Their work in Bridgeport largely began about four years ago, committed to taking the town’s school board. This made sense because the largely Democratic Bridgeport board leaves one-third of its nine school board seats open for a minority party.
And there was a lot to fight against. Vallas had set an agenda that’s largely become distrusted amongst public school advocates. He focused on creating a “teach to text” culture; he signed more than $12 million in no-bid contracts according to NBC Chicago; he cut $14 million from the district’s budget; and, according to the Connecticut Mirror, parents and teachers were often shut out of the decision making process. All the while, he fought a court decision which stated he did not meet that state’s legal requirements to actually serve as superintendent.
Much of his reforms have become typical of school privatizers, often embraced by both Democrats and Republicans.
And while Philly’s situation is different (we don’t have a school board, for starters), our city council gives minority parties a portion of the at-Large seats (two of the seven). Here, they have typically gone Republican over the last few decades; and until recently, it was the same in Connecticut.
In 2009, the Working Families Party took the three minority seats. Vallas’ move into the town in January 2012, then, sort of helped the town’s revolt move into another phase.
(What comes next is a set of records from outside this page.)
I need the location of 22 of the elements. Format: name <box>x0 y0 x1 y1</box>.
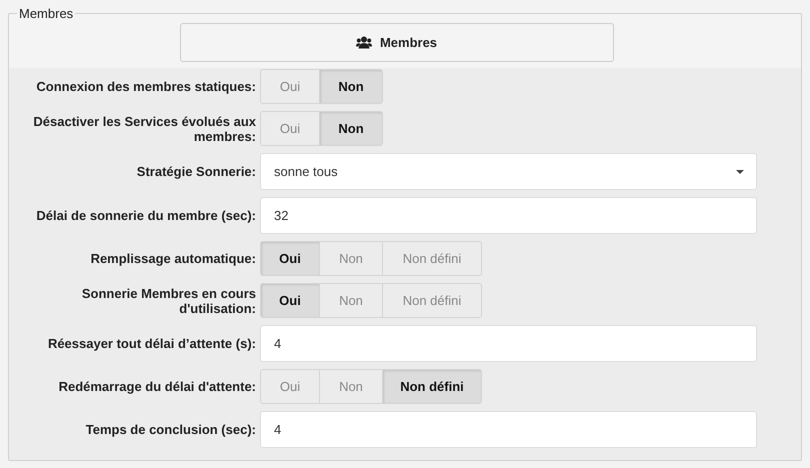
field-label: Remplissage automatique: <box>90 251 256 266</box>
field-label: Connexion des membres statiques: <box>35 79 256 94</box>
members-button[interactable]: Membres <box>180 23 614 62</box>
field-label: Temps de conclusion (sec): <box>84 422 256 437</box>
toggle-option[interactable]: Oui <box>260 283 320 318</box>
input-field[interactable]: 4 <box>260 325 757 362</box>
field-label: Redémarrage du délai d'attente: <box>58 379 256 394</box>
toggle-option[interactable]: Non <box>319 111 383 146</box>
panel-legend: Membres <box>17 6 76 21</box>
toggle-option[interactable]: Oui <box>260 241 320 276</box>
field-label: Désactiver les Services évolués aux membres: <box>32 114 256 144</box>
users-icon <box>356 36 372 49</box>
toggle-option[interactable]: Non <box>319 69 383 104</box>
field-label: Réessayer tout délai d’attente (s): <box>46 336 256 351</box>
dropdown-field[interactable]: sonne tous <box>260 153 757 190</box>
field-label: Sonnerie Membres en cours d'utilisation: <box>80 286 256 316</box>
toggle-option[interactable]: Non défini <box>382 369 482 404</box>
field-label: Stratégie Sonnerie: <box>136 164 256 179</box>
input-field[interactable]: 4 <box>260 411 757 448</box>
field-label: Délai de sonnerie du membre (sec): <box>35 208 256 223</box>
input-field[interactable]: 32 <box>260 197 757 234</box>
caret-icon <box>736 170 744 174</box>
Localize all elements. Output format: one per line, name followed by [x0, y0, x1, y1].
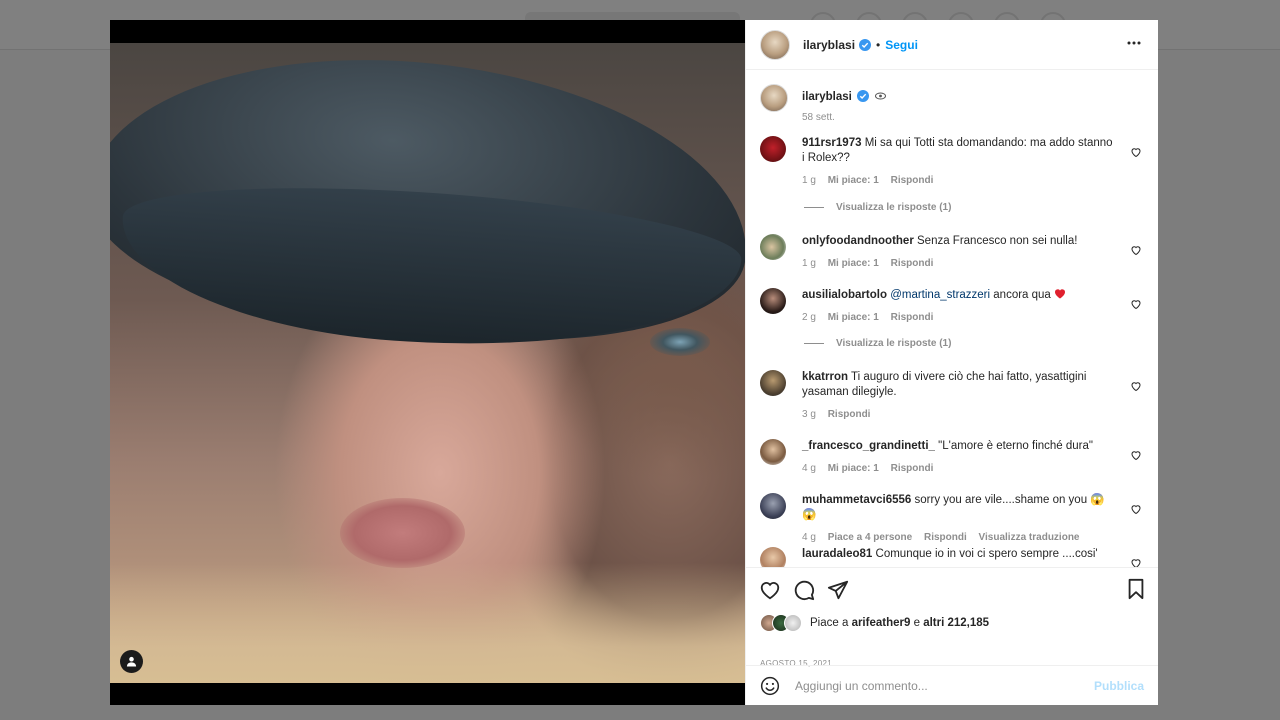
avatar[interactable]	[760, 136, 786, 162]
comment-time: 4 g	[802, 532, 816, 543]
verified-badge-icon	[859, 38, 872, 51]
caption-time: 58 sett.	[802, 112, 835, 123]
person-icon	[126, 656, 137, 667]
verified-badge-icon	[857, 90, 870, 102]
comment-text: "L'amore è eterno finché dura"	[938, 440, 1093, 452]
reply-button[interactable]: Rispondi	[891, 463, 934, 474]
avatar[interactable]	[760, 84, 788, 112]
save-icon[interactable]	[1126, 578, 1146, 605]
post-header: ilaryblasi • Segui	[746, 20, 1158, 70]
comment-username[interactable]: ausilialobartolo	[802, 289, 887, 301]
comment-username[interactable]: onlyfoodandnoother	[802, 235, 914, 247]
view-replies-button[interactable]: Visualizza le risposte (1)	[804, 202, 1158, 213]
like-comment-icon[interactable]	[1130, 146, 1142, 158]
add-comment-bar: Pubblica	[746, 665, 1158, 706]
comment-likes[interactable]: Mi piace: 1	[828, 312, 879, 323]
like-comment-icon[interactable]	[1130, 449, 1142, 461]
reply-button[interactable]: Rispondi	[828, 409, 871, 420]
avatar[interactable]	[760, 439, 786, 465]
avatar[interactable]	[760, 29, 790, 60]
like-comment-icon[interactable]	[1130, 557, 1142, 567]
comment-time: 1 g	[802, 175, 816, 186]
comment-text: ancora qua	[993, 289, 1051, 301]
post-author-username[interactable]: ilaryblasi	[803, 38, 855, 52]
liker-username[interactable]: arifeather9	[852, 617, 911, 629]
red-heart-emoji-icon	[1055, 289, 1066, 299]
reply-button[interactable]: Rispondi	[891, 175, 934, 186]
emoji-icon[interactable]	[760, 676, 780, 696]
avatar[interactable]	[760, 370, 786, 396]
comments-list[interactable]: ilaryblasi 58 sett. 911rsr1973 Mi sa qui…	[746, 70, 1158, 567]
share-icon[interactable]	[826, 578, 850, 602]
follow-button[interactable]: Segui	[885, 38, 918, 52]
tagged-users-button[interactable]	[120, 650, 143, 673]
post-image	[110, 43, 745, 683]
reply-button[interactable]: Rispondi	[924, 532, 967, 543]
comment-likes[interactable]: Mi piace: 1	[828, 258, 879, 269]
like-comment-icon[interactable]	[1130, 380, 1142, 392]
comment-time: 3 g	[802, 409, 816, 420]
avatar[interactable]	[760, 288, 786, 314]
comment-likes[interactable]: Mi piace: 1	[828, 175, 879, 186]
post-modal: ilaryblasi • Segui ilaryblasi 58 sett. 9…	[110, 20, 1158, 705]
reply-button[interactable]: Rispondi	[891, 258, 934, 269]
comment-likes[interactable]: Mi piace: 1	[828, 463, 879, 474]
avatar[interactable]	[784, 614, 802, 632]
reply-button[interactable]: Rispondi	[891, 312, 934, 323]
comment-mention[interactable]: @martina_strazzeri	[890, 289, 990, 301]
avatar[interactable]	[760, 234, 786, 260]
comment-time: 1 g	[802, 258, 816, 269]
comment-time: 2 g	[802, 312, 816, 323]
caption: ilaryblasi 58 sett.	[760, 84, 1144, 124]
comment-likes[interactable]: Piace a 4 persone	[828, 532, 913, 543]
like-icon[interactable]	[758, 578, 782, 602]
comment-time: 4 g	[802, 463, 816, 474]
comment-username[interactable]: lauradaleo81	[802, 548, 872, 560]
eye-icon	[875, 92, 887, 100]
post-side-panel: ilaryblasi • Segui ilaryblasi 58 sett. 9…	[745, 20, 1158, 705]
more-options-icon[interactable]	[1126, 35, 1142, 51]
comment-username[interactable]: muhammetavci6556	[802, 494, 911, 506]
comment-username[interactable]: _francesco_grandinetti_	[802, 440, 935, 452]
likes-count-link[interactable]: altri 212,185	[923, 617, 989, 629]
translate-button[interactable]: Visualizza traduzione	[979, 532, 1080, 543]
publish-button[interactable]: Pubblica	[1094, 679, 1144, 693]
caption-username[interactable]: ilaryblasi	[802, 91, 852, 103]
comment-username[interactable]: kkatrron	[802, 371, 848, 383]
post-actions: Piace a arifeather9 e altri 212,185 AGOS…	[746, 567, 1158, 678]
post-photo	[110, 20, 745, 705]
comment-input[interactable]	[793, 678, 1087, 694]
likes-summary: Piace a arifeather9 e altri 212,185	[760, 614, 989, 632]
comment-text: Senza Francesco non sei nulla!	[917, 235, 1078, 247]
view-replies-button[interactable]: Visualizza le risposte (1)	[804, 338, 1158, 349]
like-comment-icon[interactable]	[1130, 298, 1142, 310]
comment-icon[interactable]	[792, 578, 816, 602]
like-comment-icon[interactable]	[1130, 503, 1142, 515]
avatar[interactable]	[760, 547, 786, 567]
comment-text: Comunque io in voi ci spero sempre ....c…	[875, 548, 1098, 560]
avatar[interactable]	[760, 493, 786, 519]
like-comment-icon[interactable]	[1130, 244, 1142, 256]
comment-username[interactable]: 911rsr1973	[802, 137, 861, 149]
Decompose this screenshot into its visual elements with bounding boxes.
During last week’s election, candidates aligned with the Working Families party actually took a majority of the board, which meant five members are now critical of Vallas’ reform approach, four are in favor.
Vallas is now stepping down as the superintendent to run for Lt. Governor of Illinois.
With that in mind, we hear there’s a possibility they set up shop in Philadelphia to compete for those at-Large seats. And whether or not that happens, the Bridgeport case is a study in how third party politics can—and should—work.
Bridgeport is now largely looked at—in labor and activist circles, at least—as a successful end to the attempt to reform. And they did it largely because of third-party efforts defeating the status quo. We could probably learn a thing or two from them.